4. More people will get health insurance away from the workplace.

Employer-based health coverage is a bad idea. It discourages anyone from taking responsibility for healthcare costs, decreases choice, and sometimes leads people to stay in jobs they’d rather leave simply to keep the benefits. New “employer mandates” in House and Senate bills seem likely to keep this broken system in place at least in the short term. But even if not a single employer decides to drop coverage, raise wages, and encourage its employees to shop for insurance in the private market, new “exchanges” and mandates will almost certainly increase the absolute number of people buying insurance on their own.  Significant problems (particularly price controls) exist with the mechanisms the legislation uses to encourage private health insurance purchase, but if individuals end up getting better care and being more satisfied than those who receive care through their employers, it may result in a shift away from workplace provided care on a broader scale. And that would be a good thing.


5. Moderately sick people will be better off all-around.
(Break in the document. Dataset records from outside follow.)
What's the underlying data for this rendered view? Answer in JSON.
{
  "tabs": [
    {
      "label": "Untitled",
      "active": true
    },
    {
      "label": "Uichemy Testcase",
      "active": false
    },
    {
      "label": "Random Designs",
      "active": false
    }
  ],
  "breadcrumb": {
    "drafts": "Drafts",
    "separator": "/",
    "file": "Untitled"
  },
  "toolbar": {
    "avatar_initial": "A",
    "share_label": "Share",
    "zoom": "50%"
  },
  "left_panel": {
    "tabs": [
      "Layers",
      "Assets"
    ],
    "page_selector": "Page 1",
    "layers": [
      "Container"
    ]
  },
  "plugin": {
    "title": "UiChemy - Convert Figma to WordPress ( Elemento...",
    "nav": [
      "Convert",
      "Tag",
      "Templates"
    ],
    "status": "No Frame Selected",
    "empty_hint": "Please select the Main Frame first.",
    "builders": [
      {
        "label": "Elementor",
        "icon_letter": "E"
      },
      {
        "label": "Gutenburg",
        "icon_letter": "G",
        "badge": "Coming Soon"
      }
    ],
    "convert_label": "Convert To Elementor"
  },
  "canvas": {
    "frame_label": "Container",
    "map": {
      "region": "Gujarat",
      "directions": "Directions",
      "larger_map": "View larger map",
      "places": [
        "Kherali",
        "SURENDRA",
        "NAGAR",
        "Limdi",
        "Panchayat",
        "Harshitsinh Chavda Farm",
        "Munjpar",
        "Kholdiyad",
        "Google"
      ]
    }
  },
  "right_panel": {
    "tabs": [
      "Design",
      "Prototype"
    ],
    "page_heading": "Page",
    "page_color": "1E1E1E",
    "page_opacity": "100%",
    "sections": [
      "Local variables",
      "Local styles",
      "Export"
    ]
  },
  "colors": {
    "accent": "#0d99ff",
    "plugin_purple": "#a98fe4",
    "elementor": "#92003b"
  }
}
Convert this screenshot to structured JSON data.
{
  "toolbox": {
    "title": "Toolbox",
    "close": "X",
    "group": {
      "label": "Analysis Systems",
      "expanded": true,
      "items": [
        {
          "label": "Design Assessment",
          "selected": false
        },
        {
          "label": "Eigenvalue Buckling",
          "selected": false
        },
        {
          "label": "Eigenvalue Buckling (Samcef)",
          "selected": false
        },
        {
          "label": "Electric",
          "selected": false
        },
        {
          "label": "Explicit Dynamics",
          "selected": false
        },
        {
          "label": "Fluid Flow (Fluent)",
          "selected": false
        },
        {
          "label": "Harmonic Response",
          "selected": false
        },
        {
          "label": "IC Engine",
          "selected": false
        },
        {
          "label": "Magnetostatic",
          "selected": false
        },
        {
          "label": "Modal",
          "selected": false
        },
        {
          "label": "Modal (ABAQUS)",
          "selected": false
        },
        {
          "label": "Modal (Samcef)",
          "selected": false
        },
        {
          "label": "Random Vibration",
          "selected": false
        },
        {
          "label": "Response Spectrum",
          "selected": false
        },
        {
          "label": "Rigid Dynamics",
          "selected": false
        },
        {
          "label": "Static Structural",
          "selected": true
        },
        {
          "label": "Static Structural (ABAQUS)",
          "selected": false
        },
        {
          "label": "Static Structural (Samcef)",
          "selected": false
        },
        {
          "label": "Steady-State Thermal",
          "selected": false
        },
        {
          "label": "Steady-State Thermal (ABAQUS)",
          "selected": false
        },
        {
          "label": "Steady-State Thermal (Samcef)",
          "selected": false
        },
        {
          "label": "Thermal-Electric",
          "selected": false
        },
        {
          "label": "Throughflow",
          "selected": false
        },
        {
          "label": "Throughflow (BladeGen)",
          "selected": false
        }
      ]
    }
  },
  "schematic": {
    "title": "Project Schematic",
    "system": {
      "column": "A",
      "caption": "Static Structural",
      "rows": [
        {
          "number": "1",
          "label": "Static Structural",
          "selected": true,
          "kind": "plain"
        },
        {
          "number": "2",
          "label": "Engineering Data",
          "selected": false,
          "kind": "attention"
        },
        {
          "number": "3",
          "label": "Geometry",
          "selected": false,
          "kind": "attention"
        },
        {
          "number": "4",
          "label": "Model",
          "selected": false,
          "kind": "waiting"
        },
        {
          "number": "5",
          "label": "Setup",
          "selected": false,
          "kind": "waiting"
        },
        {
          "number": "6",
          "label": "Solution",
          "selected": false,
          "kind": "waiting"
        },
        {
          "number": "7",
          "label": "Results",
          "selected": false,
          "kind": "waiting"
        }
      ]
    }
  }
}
The American medical system is probably the best in the world for two groups of people: the well  and the very sick.  Well Americans can find primary care doctors without much trouble, get all sorts of expensive tests if they feel a bit down, and do it all without a lot of waiting around or bureaucracy.  They rarely pay more than a little out of pocket. Very sick Americans, on the other hand, can rely on quick access to high tech diagnostics, no waiting lists for new, high-tech treatments, and hospitals that treat them pretty well. While overall costs may be high, even those without insurance can almost always sign up for a public program (Medicare or Medicaid) or get charity care.

People with moderate problems—everything from a serious but not-life-threatening physical injuries to chronic diabetes—don’t get a very good deal under the current system. People with any sort of chronic condition often find coverage virtually unavailable in the private market. Since the hospital system focuses mostly on the well and the very sick, furthermore, people with moderate problems often get shunted aside, wait too long for necessary care, and end up with very hefty medical bills if they don’t have insurance.  The changes to the healthcare system may very well hurt care for the well and very sick. At least in the short term, however, the moderately sick will probably get better care and pay less for it.